Word of GodEinführung:
In der vergangenen Woche hat die Welt einige gute Nachrichten gehört. Die Friedensbemühung mit Nordkorea ist eine davon.
In Russland hat die Fußball-Weltmeisterschaft begonnen.
Die Menschen freuen sich über diese unterschiedlichen, aber positive Nachrichten…
Leider gibt es auch immer wieder negative Berichte über Schicksale und Schmerzen der Menschen, die uns irritieren und traurig machen.
Aber die guten Nachrichten ermutigen uns und sagen,
dass wir doch die Welt im positiven Sinn mit gestalten können,
wenn wir es nur wollen.
Vor uns liegt eine neue Woche…
Wir wollen sie mit der Hilfe Gottes positiv und hoffnungsvoll angehen. Um diese Gnade bitten wir den Herrn im Kyrieruf:

Predigt:
Im Zusammenhang mit dem heutigen Gleichnis im Evangelium hört man manche Fragen:
Ist tatsächlich das Senfkorn der kleinste Samen aller Samenkörner?
Nein… Ein Senfkorn hat ungefähr 1 Millimeter Durchmesser.
Die Orchideensamen sind die kleinsten von allen Samen.

Wird die Senfpflanze zum größten Baum?
Auch das ist nicht korrekt: Senf ist kein Baum, sondern nur eine Pflanze, die etwa zwischen ein und zwei Meter hoch wird…

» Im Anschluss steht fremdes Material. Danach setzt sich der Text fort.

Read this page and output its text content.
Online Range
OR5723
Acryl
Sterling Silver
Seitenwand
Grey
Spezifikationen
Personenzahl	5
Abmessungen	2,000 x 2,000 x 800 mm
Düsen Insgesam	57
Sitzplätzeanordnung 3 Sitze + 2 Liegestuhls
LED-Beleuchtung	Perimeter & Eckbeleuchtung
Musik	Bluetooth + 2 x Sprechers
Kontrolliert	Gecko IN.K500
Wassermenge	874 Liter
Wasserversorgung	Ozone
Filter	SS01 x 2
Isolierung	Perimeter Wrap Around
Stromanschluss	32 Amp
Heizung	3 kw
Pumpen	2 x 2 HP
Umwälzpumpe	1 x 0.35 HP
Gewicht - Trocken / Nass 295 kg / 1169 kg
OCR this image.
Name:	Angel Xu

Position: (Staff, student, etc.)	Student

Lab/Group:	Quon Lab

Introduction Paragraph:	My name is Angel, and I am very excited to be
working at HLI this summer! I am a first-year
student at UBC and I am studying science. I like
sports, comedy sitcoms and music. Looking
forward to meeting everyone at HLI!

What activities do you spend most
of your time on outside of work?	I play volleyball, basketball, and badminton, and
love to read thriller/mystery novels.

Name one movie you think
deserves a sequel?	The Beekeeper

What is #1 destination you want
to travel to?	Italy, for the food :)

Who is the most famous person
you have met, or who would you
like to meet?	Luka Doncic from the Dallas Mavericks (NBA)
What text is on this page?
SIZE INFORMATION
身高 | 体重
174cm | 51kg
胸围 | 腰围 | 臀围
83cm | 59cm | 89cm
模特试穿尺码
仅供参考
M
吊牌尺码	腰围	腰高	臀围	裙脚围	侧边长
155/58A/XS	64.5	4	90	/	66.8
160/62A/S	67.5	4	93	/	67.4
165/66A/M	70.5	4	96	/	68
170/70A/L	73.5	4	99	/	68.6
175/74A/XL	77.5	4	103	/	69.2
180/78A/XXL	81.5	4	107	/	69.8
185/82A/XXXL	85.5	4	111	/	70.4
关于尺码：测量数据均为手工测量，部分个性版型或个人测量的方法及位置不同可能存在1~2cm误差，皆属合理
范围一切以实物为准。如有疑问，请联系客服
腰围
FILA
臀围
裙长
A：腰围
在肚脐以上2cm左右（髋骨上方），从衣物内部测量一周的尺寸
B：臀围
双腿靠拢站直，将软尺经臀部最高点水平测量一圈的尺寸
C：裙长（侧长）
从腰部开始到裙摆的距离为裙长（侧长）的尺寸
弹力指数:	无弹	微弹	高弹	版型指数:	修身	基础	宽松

Sicherlich kommt dann die nächste Frage:
Vermittelt uns das Evangelium falsche Informationen?
Insbesondere von Kirchenkritikern hören wir solche Fragen.
Sie wissen, dass Jesus kein Biologe war…
Sie wissen auch, dass die heilige Schrift kein wissenschaftliches Buch ist. Trotzdem drängt es sie solche Fragen zu stellen, um die Menschen zu verunsichern.
Mit der Zeit habe ich gelernt, mit solchen Kritikern nicht mehr zu diskutieren. Denn sie haben grundsätzlich etwas gegen die Kirche und die Religion. Sie suchen einfach nach Stoff um sich ‚heiß’ zu reden…
und sie würden auch nur selten eine Erklärung von uns annehmen.

Ja, wenn jemand versucht Jesus wortwörtlich zu nehmen, dann wird seine Suche in solchen Zweifeln enden.
Aber jeder, der Christus und seinen Worten ehrlich folgt spürt,
dass er mit seiner Verkündigung den Menschen nur eine Botschaft vermitteln wollte.
Dazu hat er Geschichten, eben die Gleichnisse, verwendet.
Die Symbole und Bilder in den Erzählungen waren Dinge, die den Menschen aus ihrem Alltag bekannt und geläufig waren.
So konnten sie den Sinn seiner Lehre leichter verstehen.
Und wenn sie bereit waren in seiner Nähe zu bleiben und nach dem tieferen Sinn zu suchen, dann hat Jesus ihnen seine Botschaft gerne weiter ausgelegt.
Jesus spürte, wenn seine Zuhörer echtes Interesse an seinen Worten hatten.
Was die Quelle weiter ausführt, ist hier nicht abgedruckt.